The case concerned a woman who, by her will, bequeathed her home equally to her four children. About two years prior to her death, aged 93, an LPA was registered in favour of her daughter. The daughter subsequently used the power conferred on her by the LPA to purportedly transfer the property, which was formerly owned solely by her mother, into her and her mother’s joint names, as tenants in common.
The result of the transfer was that, when the mother died, her daughter’s half share of the property fell outside her estate. That in turn meant that the inheritance of her other three children was significantly reduced. Acting as executor of her estate, her son challenged the transfer on the basis that the daughter had no power or authority to make it.

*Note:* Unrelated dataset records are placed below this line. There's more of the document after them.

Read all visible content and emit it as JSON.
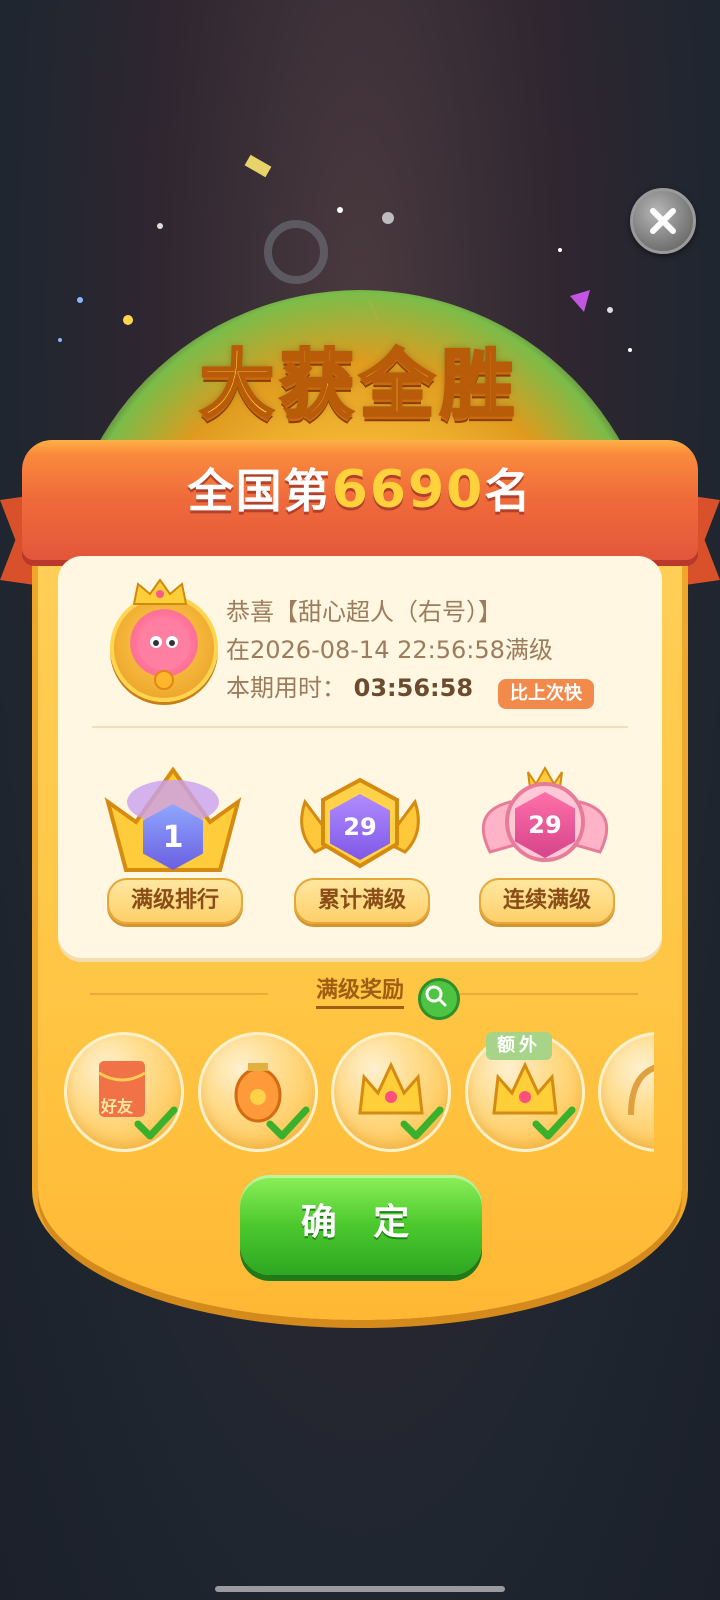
{
  "dialog": {
    "title": "大获全胜",
    "rank_prefix": "全国第",
    "rank_number": "6690",
    "rank_suffix": "名"
  },
  "user_info": {
    "congrats_line": "恭喜【甜心超人（右号）】",
    "level_line": "在2026-08-14 22:56:58满级",
    "time_label": "本期用时：",
    "time_value": "03:56:58",
    "faster_badge": "比上次快"
  },
  "badges": [
    {
      "label": "满级排行",
      "value": "1"
    },
    {
      "label": "累计满级",
      "value": "29"
    },
    {
      "label": "连续满级",
      "value": "29"
    }
  ],
  "rewards_section": {
    "title": "满级奖励",
    "extra_tag": "额外",
    "items": [
      {
        "icon": "red-envelope-icon",
        "text": "好友",
        "claimed": true
      },
      {
        "icon": "lantern-icon",
        "claimed": true
      },
      {
        "icon": "crown-icon",
        "claimed": true
      },
      {
        "icon": "crown-icon",
        "claimed": true
      },
      {
        "icon": "partial-item-icon",
        "claimed": false
      }
    ]
  },
  "confirm_button": "确 定",
  "colors": {
    "ribbon": "#ef6a3b",
    "panel": "#ffc543",
    "confirm": "#4cc92d",
    "title": "#ffd23b"
  }
}
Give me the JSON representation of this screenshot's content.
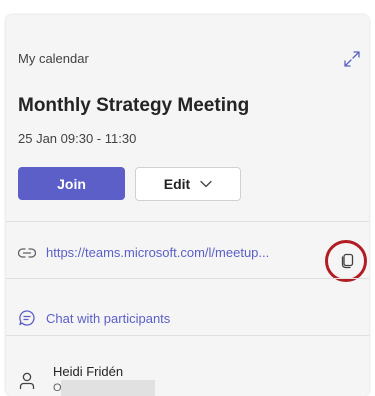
{
  "header": {
    "calendar_label": "My calendar",
    "expand_icon": "expand-diagonal-icon"
  },
  "meeting": {
    "title": "Monthly Strategy Meeting",
    "time": "25 Jan 09:30 - 11:30"
  },
  "actions": {
    "join_label": "Join",
    "edit_label": "Edit",
    "edit_icon": "chevron-down-icon"
  },
  "link": {
    "icon": "link-icon",
    "text": "https://teams.microsoft.com/l/meetup...",
    "copy_icon": "copy-icon"
  },
  "chat": {
    "icon": "chat-icon",
    "label": "Chat with participants"
  },
  "participant": {
    "icon": "person-icon",
    "name": "Heidi Fridén",
    "subtitle": "O"
  },
  "colors": {
    "accent": "#5b5fc7",
    "highlight": "#b01e23",
    "card_bg": "#f5f5f5"
  }
}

Upholding his claim, the Court noted that the half share in the property was a gift to the daughter. Section 12 of the Mental Capacity Act 2005 requires that an LPA may generally only be used to make gifts of reasonable value to charity or to loved ones or other connections on customary occasions, such as birthdays or anniversaries. Gifts that do not fall within those exceptions must be authorised by the Court of Protection.
Such authority having neither been sought nor granted, the High Court concluded that the transfer was void. The registration of the daughter’s half share in the property was therefore a mistake on the face of the Land Register. The Court ordered that the Register be rectified to the effect that the mother remained the property’s sole owner at the date of her death.